Aussi a-t-elle salué la décision du ministère de la Santé publique et de la Population dans son engagement à rendre gratuits les soins materno-infantiles. On observe que la mortalité maternelle est en hausse en Haïti. Les dernières données de l'Enquête de Morbidité Mortalité et Utilisation des Services (EMMUS) réalisée en Haïti tous les 5 ans révèlent clairement que la stratégie mise en oeuvre pour aborder ce problème a échoué. Avec la gratuité des services qui garantit l'accès universel aux services de santé, Mme Lassègue espère que le ministère de la Santé et ses partenaires arriveront à inverser la tendance.

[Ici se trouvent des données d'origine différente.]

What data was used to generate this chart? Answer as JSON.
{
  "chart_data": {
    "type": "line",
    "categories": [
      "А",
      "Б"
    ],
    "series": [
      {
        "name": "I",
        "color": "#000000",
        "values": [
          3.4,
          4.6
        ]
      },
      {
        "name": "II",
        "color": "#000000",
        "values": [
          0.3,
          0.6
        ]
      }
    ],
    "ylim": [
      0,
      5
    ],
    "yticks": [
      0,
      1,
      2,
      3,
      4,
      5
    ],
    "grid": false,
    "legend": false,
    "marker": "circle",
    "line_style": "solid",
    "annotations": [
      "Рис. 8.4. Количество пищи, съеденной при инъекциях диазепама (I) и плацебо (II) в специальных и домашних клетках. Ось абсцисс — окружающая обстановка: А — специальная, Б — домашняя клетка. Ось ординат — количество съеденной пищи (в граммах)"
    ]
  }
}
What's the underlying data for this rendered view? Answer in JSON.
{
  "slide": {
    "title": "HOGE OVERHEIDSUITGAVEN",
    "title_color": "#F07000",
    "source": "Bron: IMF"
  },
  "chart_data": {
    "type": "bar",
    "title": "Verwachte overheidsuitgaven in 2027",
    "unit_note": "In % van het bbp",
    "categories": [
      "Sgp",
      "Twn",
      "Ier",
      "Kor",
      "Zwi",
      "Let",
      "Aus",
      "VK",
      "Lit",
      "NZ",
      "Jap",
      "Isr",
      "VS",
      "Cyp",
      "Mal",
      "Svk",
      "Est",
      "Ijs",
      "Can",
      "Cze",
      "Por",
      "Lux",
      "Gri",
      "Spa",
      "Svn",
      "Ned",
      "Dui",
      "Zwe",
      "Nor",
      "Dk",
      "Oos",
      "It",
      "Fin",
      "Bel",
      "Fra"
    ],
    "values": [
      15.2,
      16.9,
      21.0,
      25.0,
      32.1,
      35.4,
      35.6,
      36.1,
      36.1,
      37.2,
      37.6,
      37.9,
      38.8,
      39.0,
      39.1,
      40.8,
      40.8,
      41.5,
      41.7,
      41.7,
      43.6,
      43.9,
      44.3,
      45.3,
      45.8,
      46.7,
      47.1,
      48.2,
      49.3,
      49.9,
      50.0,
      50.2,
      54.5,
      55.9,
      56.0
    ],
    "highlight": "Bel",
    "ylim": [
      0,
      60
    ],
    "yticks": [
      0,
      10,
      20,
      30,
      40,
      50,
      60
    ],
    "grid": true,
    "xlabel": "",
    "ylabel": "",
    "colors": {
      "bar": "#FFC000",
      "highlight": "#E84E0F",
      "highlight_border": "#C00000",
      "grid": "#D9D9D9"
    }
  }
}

Le mandat transversal du ministère à la Condition féminine permet d'aborder toutes les questions touchant les femmes. En ce sens, le ministère entend définir la politique de l'Etat en ce qui a trait aux conditions des femmes. « Le ministère a établi un plan national afin de parvenir à diminuer le taux de la mortalité maternelle. Nous avons déjà signé un protocole d'accord avec le ministère de la Santé publique. Notre ministère encourage la Santé publique à adopter une politique pour que les femmes aient accès au service médical et paramédical « gratis », a indiqué Mme Lassègue.

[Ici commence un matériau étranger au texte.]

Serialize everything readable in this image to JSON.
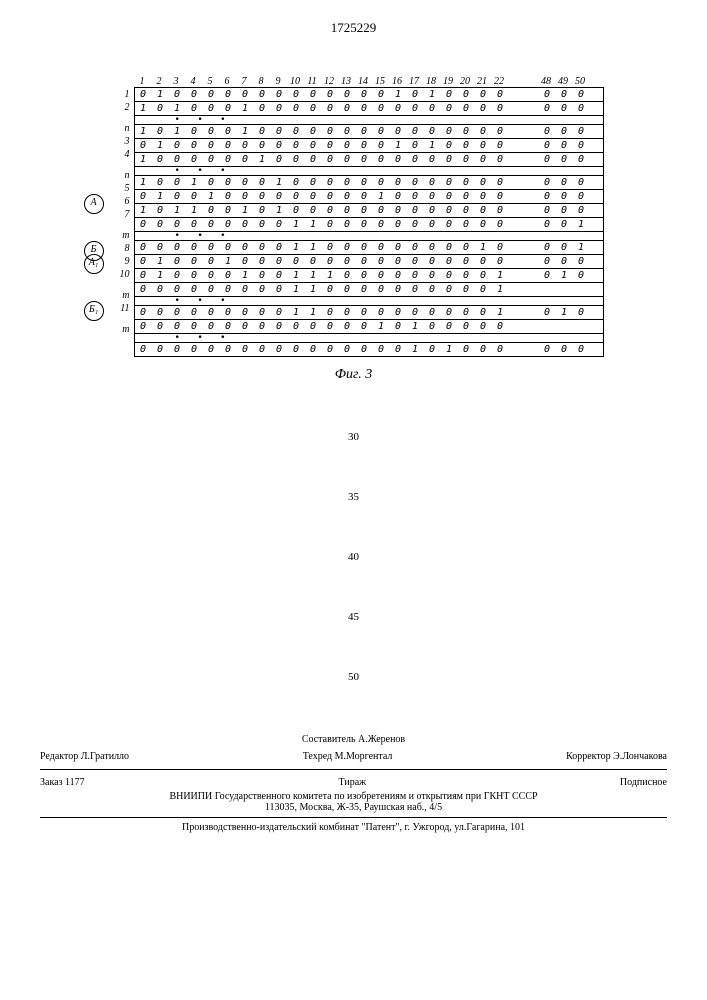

Elle a affirmé par ailleurs que le MCFDF développe une stratégie de partenariat avec les institutions étatiques et non gouvernementales et a informé que son ministère est doté de 10 coordinations départementales ainsi que des agents de terrain. Durant son intervention, la ministre a abordé un nombre de questions comme la féminisation et la juvénilisation du Sida, le cancer du col de l'utérus, cause de la mortalité de beaucoup de femmes de Hinche, notamment.

Elle a signalé, entre autres, le problème de la paternité responsable, le « plaçage », etc.La représentante du ministère de la Santé, le Dr Joelle Deese Von Honaker, a profité de la présence de la ministre à la Condition féminine et de la représentante du Département du Centre au parlement pour attirer leur attention sur le projet de loi concernant le VIH/Sida. Ces deux personnalités d'Etat ont fait savoir que les pouvoirs Législatif et Exécutif accorderont une suite à ce dossier qui relève de l'urgence.
Le forum de Cange a pris fin sur une note d'espoir. Main dans la main, les participants ont entonné des chants qui expriment le sentiment de gaieté qui traversait la salle.